3.4 Toxicity Prediction

Determining the safety and toxicity of chemical compounds represents a crucial step in the drug discovery process. In silico toxicology prediction is a computational method used to visualize, analyze, simulate, and predict the toxicity of a chemical (David E. Shaw 2006). The aim of toxicity testing is to identify the effects of harmful chemicals on both the patient and the environment. Various parameters are involved in toxicity testing, such as the rate, frequency and dosages of exposure, ADMET (absorption, distribution, metabolism, excretion/elimination, and toxicity) properties, as well as other biological and chemical properties. In silico toxicology testing using computational approaches minimizes the use of animals while also reducing the cost and time requirements. Along with this, it also improves the safety and assessment of the chemicals. Various tools and software are available for computational toxicity testing, including OSIRIS Property Explorer, ALOGPS, ADMET Prediction, Molinspiration, and TOPKAT (Parthasarathi and Dhawan 2018; Dearden 2003; Tetko and Bruneau 2004; Ekins et al. 2017; Nadeem et al. 2015).

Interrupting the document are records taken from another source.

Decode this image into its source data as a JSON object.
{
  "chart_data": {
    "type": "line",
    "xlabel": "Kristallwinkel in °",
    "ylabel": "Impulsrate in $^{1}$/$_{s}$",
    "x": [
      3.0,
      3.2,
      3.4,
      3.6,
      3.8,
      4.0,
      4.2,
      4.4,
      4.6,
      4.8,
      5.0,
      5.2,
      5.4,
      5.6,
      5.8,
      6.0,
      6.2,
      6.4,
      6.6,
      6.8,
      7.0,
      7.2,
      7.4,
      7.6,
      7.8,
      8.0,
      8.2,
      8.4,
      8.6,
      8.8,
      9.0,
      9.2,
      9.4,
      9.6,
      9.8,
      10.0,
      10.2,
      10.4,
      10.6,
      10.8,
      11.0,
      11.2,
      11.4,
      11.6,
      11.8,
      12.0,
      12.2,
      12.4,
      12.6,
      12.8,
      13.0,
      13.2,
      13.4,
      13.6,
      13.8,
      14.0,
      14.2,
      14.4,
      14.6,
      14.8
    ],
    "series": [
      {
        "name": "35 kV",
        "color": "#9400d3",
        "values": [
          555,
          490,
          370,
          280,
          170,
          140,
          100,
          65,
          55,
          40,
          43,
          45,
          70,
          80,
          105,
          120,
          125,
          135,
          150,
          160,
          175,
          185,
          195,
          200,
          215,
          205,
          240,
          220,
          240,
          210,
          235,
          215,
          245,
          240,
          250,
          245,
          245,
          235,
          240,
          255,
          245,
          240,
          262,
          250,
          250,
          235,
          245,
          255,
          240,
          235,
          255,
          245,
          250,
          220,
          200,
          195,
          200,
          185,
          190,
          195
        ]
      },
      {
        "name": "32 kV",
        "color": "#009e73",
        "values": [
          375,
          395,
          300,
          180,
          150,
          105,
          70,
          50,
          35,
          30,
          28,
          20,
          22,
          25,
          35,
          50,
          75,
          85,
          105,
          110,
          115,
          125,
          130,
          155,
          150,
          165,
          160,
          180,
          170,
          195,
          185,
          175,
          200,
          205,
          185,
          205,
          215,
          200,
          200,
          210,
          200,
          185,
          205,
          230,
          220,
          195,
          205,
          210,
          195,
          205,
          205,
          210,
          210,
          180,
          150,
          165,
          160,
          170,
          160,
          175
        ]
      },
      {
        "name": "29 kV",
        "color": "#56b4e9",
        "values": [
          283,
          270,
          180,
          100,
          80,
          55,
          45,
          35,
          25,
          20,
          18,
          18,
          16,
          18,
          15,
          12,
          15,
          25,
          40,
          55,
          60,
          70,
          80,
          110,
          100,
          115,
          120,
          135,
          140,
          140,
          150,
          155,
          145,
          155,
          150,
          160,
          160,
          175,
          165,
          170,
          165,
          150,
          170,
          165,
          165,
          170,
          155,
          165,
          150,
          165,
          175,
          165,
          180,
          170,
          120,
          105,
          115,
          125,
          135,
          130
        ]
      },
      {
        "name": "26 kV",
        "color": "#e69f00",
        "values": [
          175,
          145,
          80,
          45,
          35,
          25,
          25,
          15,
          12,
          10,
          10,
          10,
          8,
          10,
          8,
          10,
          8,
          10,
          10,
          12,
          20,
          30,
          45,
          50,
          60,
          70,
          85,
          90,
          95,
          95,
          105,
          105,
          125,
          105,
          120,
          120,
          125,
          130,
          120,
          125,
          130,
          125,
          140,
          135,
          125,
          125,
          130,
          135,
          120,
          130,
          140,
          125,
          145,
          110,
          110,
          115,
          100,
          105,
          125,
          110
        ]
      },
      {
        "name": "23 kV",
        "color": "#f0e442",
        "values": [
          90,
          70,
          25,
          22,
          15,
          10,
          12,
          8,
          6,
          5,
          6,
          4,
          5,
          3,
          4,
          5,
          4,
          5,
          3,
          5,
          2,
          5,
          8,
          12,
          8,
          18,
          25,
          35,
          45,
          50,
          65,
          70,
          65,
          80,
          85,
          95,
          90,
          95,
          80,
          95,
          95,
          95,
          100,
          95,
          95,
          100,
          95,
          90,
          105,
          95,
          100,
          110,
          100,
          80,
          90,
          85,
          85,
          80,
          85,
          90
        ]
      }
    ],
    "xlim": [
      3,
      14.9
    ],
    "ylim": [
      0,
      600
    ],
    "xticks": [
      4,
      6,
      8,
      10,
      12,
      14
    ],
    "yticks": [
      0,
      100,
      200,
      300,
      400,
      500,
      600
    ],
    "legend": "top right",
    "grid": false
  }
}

4 Antibacterial/Antimicrobial Databases

Biological databases are the most important feature of bioinformatics. They contain vast libraries of biological information, including genes, proteins, metabolic pathways, microarray data, next-generation sequencing data, and much more. Many antibacterial/antimicrobial databases are freely available that provide valuable information about the sequences, structures, and signatures of genes and proteins. This information plays a vital role in the drug discovery process in terms of gene/protein and screening of novel synthetic/herbal therapeutic compounds. Selections of important and useful antibacterial/microbial databases are listed in Table 11.1.

Table 11.1 List of antibacterial/antimicrobial databases

5 Future Perspectives

The emergence of drug-resistant bacteria is a major threat facing the world today, and there is a great need to improve the methods by which we investigate antibacterial drug-resistance mechanisms and to discover new therapeutic interventions to combat the issue. Traditional approaches to antibacterial drug discovery are very time consuming and expensive, and thus, the emerging field of computational approaches allows researchers to combine biological and chemical parameters in order to streamline the drug discovery pipeline in a time- and cost-effective manner. Combining computational methods with wet laboratory experiments provides efficient ways to understand the entire mechanism of drug resistance, as well as pathogen virulence and progression. Computational approaches play a significant role in predicting the functions, properties, and activities of antimicrobial agents and their interactions with therapeutic targets throughout the drug discovery process. Bioinformatics provides advanced tools and software that allow microbiologists to analyze and interpret high throughput experimental data in a cost-effective manner, while the use of various databases, tools, and software by R&D laboratories makes practical application that much easier to realize. It is foreseen that the continued synergy of experimental data with computational approaches will lead to a new age of antibacterial drug discovery.